Menurut Yusuf Kohar, Badan Narkotika Kota Bandarlampung memiliki program sosialisasi BNK terpadu, dan apa yang menjadi kekurangan program dari kepengurusan lalu akan dibenahi. Intinya BNK mendukung semua kegiatan anti Narkoba baik di instansi terkait dan juga vertikal.
“Pada Juli 2016 ada Hari Anti Narkoba sekalian juga pelantikan pengurus BNK dan jalan sehat anti Narkoba . Pelantikan pengurus diperkirakan pada pertengahan Juli 2016,” ujarnya.
Menurut Kohar, acara gerak jalan sehat ini juga merupakan salah satu upaya sosialisasi gerakan anti Narkoba. Pembagian stiker dan pamlet akan dilakukan untuk gerakan antisipasi.

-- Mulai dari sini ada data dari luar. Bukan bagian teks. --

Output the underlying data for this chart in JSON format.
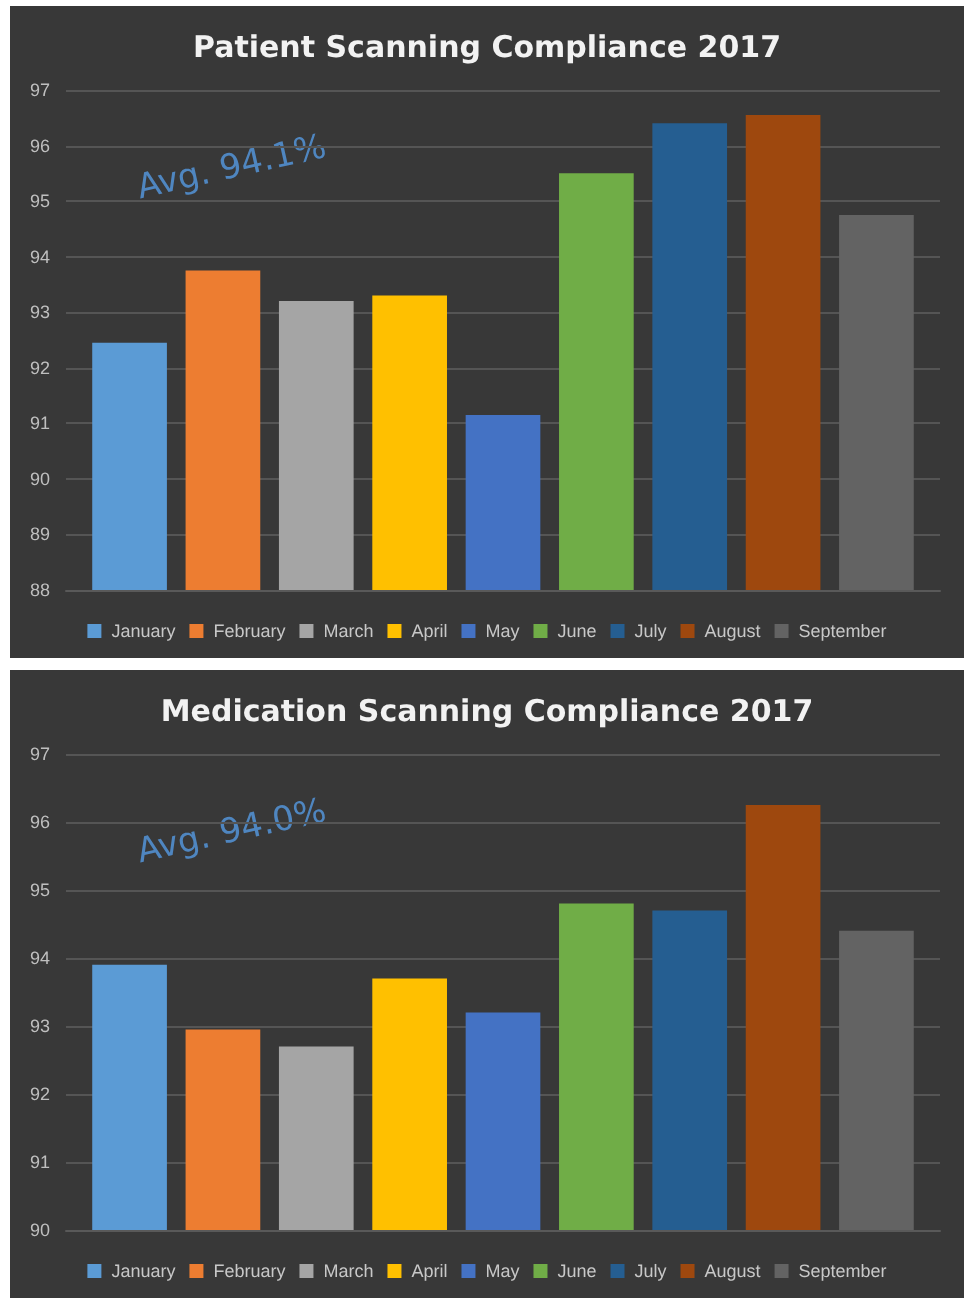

“Masalah narkoba ini bukan hanya urusan Pemkot Bandarlampung, tetapi sudah nasional. Kita akan ajak bicara lurah dan camat untuk antisipasi bahaya narkoba. Sementara itu, soal PNS sudah diingatkan oleh Walikota Herman HN bahwa nanti akan ada pemeriksaan urine secara mendadak, termasuk walikota, wakil dan sekda serta semua PNS di Kota Bandarlampung. Jadi tidak boleh dibocorin kapan waktunya. Pokoknya dalam waktu dekat,” katanya.
Yusuf Kohar juga menyatakan bahwa masalah Narkoba adalah masalah individu masing- masing yang berhubungan dengan gengsi dalam pergaulan.
“ Narkoba itu gaya hidup gengsian dalam pergaulan lelaki. Katnya kalau tidak pakai tidak macho. Kuncinya untuk menghindari Narkoba adalah menerapkan pola hidup sederhana dalam kehidupan sehari-hari,” jelasnya.
Yusuf Kohar juga berharap agar gerakan anti Narkoba akan dilakukan secara terus menerus dan masif secara serentak oleh semua pihak. Mulai dari eksekutif dan juga legislative mendukung adanya upaya gerakan anti Narkoba.
“Jangan ada teriak antinarkoba tetapi di sekitar kita ada yang melakukan tebang pilih. Gerakan ini harus simultan dan serentak termasuk juga melibatkan anggota DPRD. Gerakan ini serentak dilakukan jangan hanya omongan saja.”